The NHS recommends drinking no more than 14 units of alcohol per week, that’s six pints of beer or six medium glasses of wine. Make sure you drink plenty of water, a great rule is 1 glass for every alcoholic drink you have, this may mean more frequent trips to the bathroom but your liver will thank you later, not to mention your head.


Stay Hydrated

The day after drinking alcohol, we advise rehydrating with electrolyte-rich sports drinks and water to help you replace the salts and sugars lost by the diuretic effect of alcohol. Staying hydrated is important regardless of the alcohol, it can help with headaches, body temperature, and mood changes.


Eat according to your stomach not your eyes

Overindulging in food and drinks goes hand in hand with holiday festivities, but it is also a bad holiday habit. It’s ok to be selective when it comes to your festive dinners. Overindulging in big dinners and snacks can lead to many health issues including slowing down your digestion, feeling bloated, heavy, and tired.

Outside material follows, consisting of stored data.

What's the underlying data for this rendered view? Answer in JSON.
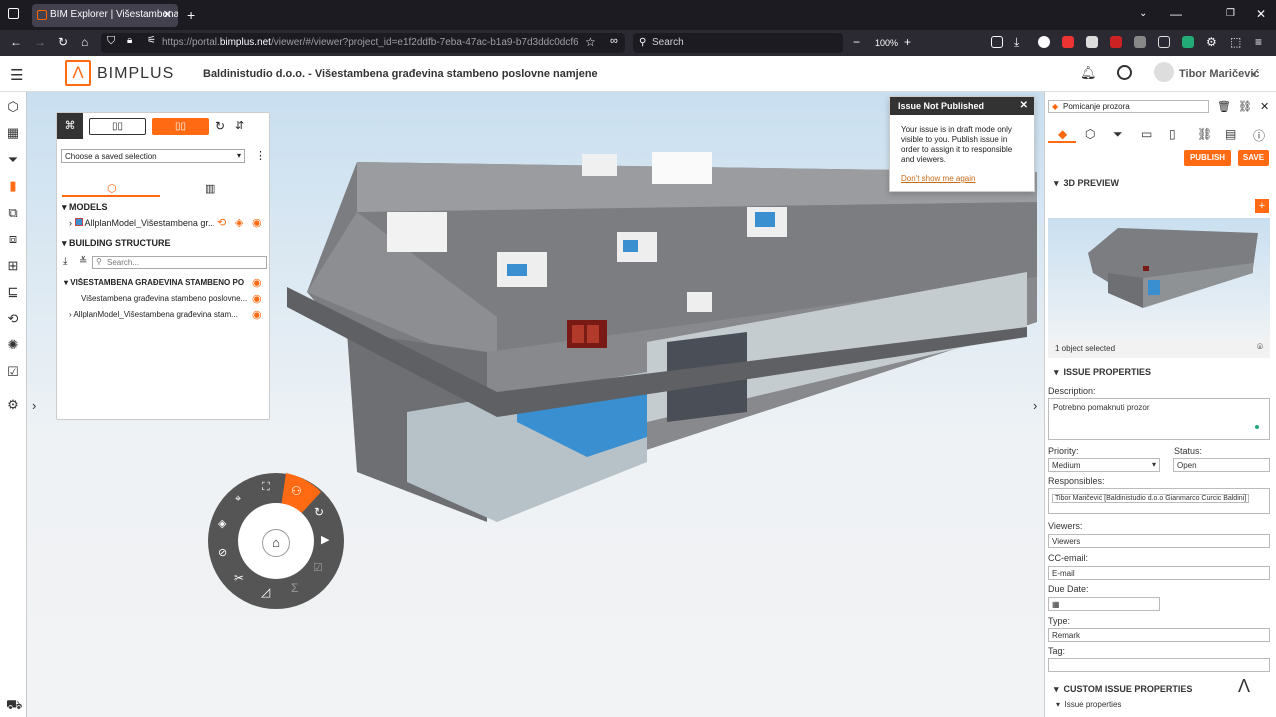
{
  "browser": {
    "tab_title": "BIM Explorer | Višestambena g",
    "url_prefix": "https://portal.",
    "url_domain": "bimplus.net",
    "url_rest": "/viewer/#/viewer?project_id=e1f2ddfb-7eba-47ac-b1a9-b7d3ddc0dcf6&team",
    "search_placeholder": "Search",
    "zoom": "100%"
  },
  "header": {
    "brand": "BIMPLUS",
    "project": "Baldinistudio d.o.o.  -  Višestambena građevina stambeno poslovne namjene",
    "user": "Tibor Maričević"
  },
  "left_panel": {
    "saved_selection": "Choose a saved selection",
    "models_title": "MODELS",
    "model_name": "AllplanModel_Višestambena gr...",
    "building_title": "BUILDING STRUCTURE",
    "search_placeholder": "Search...",
    "tree": [
      "VIŠESTAMBENA GRAĐEVINA STAMBENO PO...",
      "Višestambena građevina stambeno poslovne...",
      "AllplanModel_Višestambena građevina stam..."
    ]
  },
  "notification": {
    "title": "Issue Not Published",
    "body": "Your issue is in draft mode only visible to you. Publish issue in order to assign it to responsible and viewers.",
    "link": "Don't show me again"
  },
  "issue": {
    "title_value": "Pomicanje prozora",
    "publish": "PUBLISH",
    "save": "SAVE",
    "preview_title": "3D PREVIEW",
    "selected": "1 object selected",
    "props_title": "ISSUE PROPERTIES",
    "description_label": "Description:",
    "description": "Potrebno pomaknuti prozor",
    "priority_label": "Priority:",
    "priority": "Medium",
    "status_label": "Status:",
    "status": "Open",
    "responsibles_label": "Responsibles:",
    "responsible": "Tibor Maričević [Baldinistudio d.o.o Gianmarco Curcic Baldini]",
    "viewers_label": "Viewers:",
    "viewers_placeholder": "Viewers",
    "cc_label": "CC-email:",
    "cc_placeholder": "E-mail",
    "due_label": "Due Date:",
    "type_label": "Type:",
    "type": "Remark",
    "tag_label": "Tag:",
    "custom_title": "CUSTOM ISSUE PROPERTIES",
    "custom_item": "Issue properties"
  },
  "colors": {
    "accent": "#ff6a13",
    "dark": "#333333"
  }
}
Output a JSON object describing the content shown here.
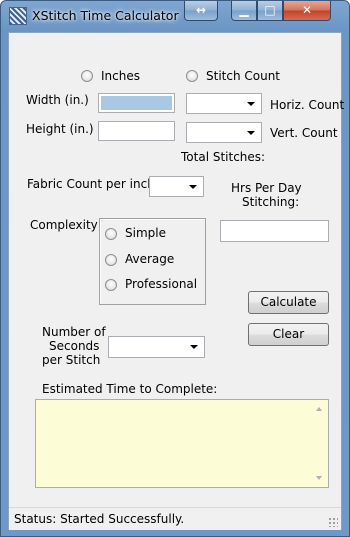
{
  "window": {
    "title": "XStitch Time Calculator",
    "buttons": {
      "resize": "↔",
      "minimize": "▁",
      "maximize": "□",
      "close": "✕"
    }
  },
  "units": {
    "inches_label": "Inches",
    "stitch_count_label": "Stitch Count"
  },
  "dimensions": {
    "width_label": "Width (in.)",
    "height_label": "Height (in.)",
    "horiz_count_label": "Horiz. Count",
    "vert_count_label": "Vert. Count",
    "total_stitches_label": "Total Stitches:"
  },
  "fabric": {
    "fabric_count_label": "Fabric Count per inch",
    "hrs_per_day_label_1": "Hrs Per Day",
    "hrs_per_day_label_2": "Stitching:"
  },
  "complexity": {
    "label": "Complexity",
    "options": [
      "Simple",
      "Average",
      "Professional"
    ]
  },
  "seconds": {
    "label_1": "Number of",
    "label_2": "Seconds",
    "label_3": "per Stitch"
  },
  "actions": {
    "calculate": "Calculate",
    "clear": "Clear"
  },
  "estimate": {
    "label": "Estimated Time to Complete:"
  },
  "status": {
    "text": "Status: Started Successfully."
  }
}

Additionally, overeating in a short period of time can spike your carbohydrate intake and blood glucose level which can increase your risk for chronic health issues like obesity. Only eat what is required and make sure you have plenty of greens, lean protein, and limit foods high in sugar and saturated fats.


Stress less, enjoy more

The holiday season needs a lot of preparation and planning which might leave you stressed. Also, for some of us, Christmas can be a lonely time. Stress and depression can ruin both your holidays and your health.

With demands like shopping for your family, and feeding the 5000, it is understandable that you might feel extra stressed this Christmas. Set realistic plans for your holiday season, stick to a budget, reach out for help from friends and family and stay physically active. Long walks, gym visits and classes, whatever it takes make sure you keep up your activity levels, the worst thing to do is less, this will have a negative impact on both your physical and mental health. Whilst you’re off work, invite friends and family to join you, exercise is always more fun with company.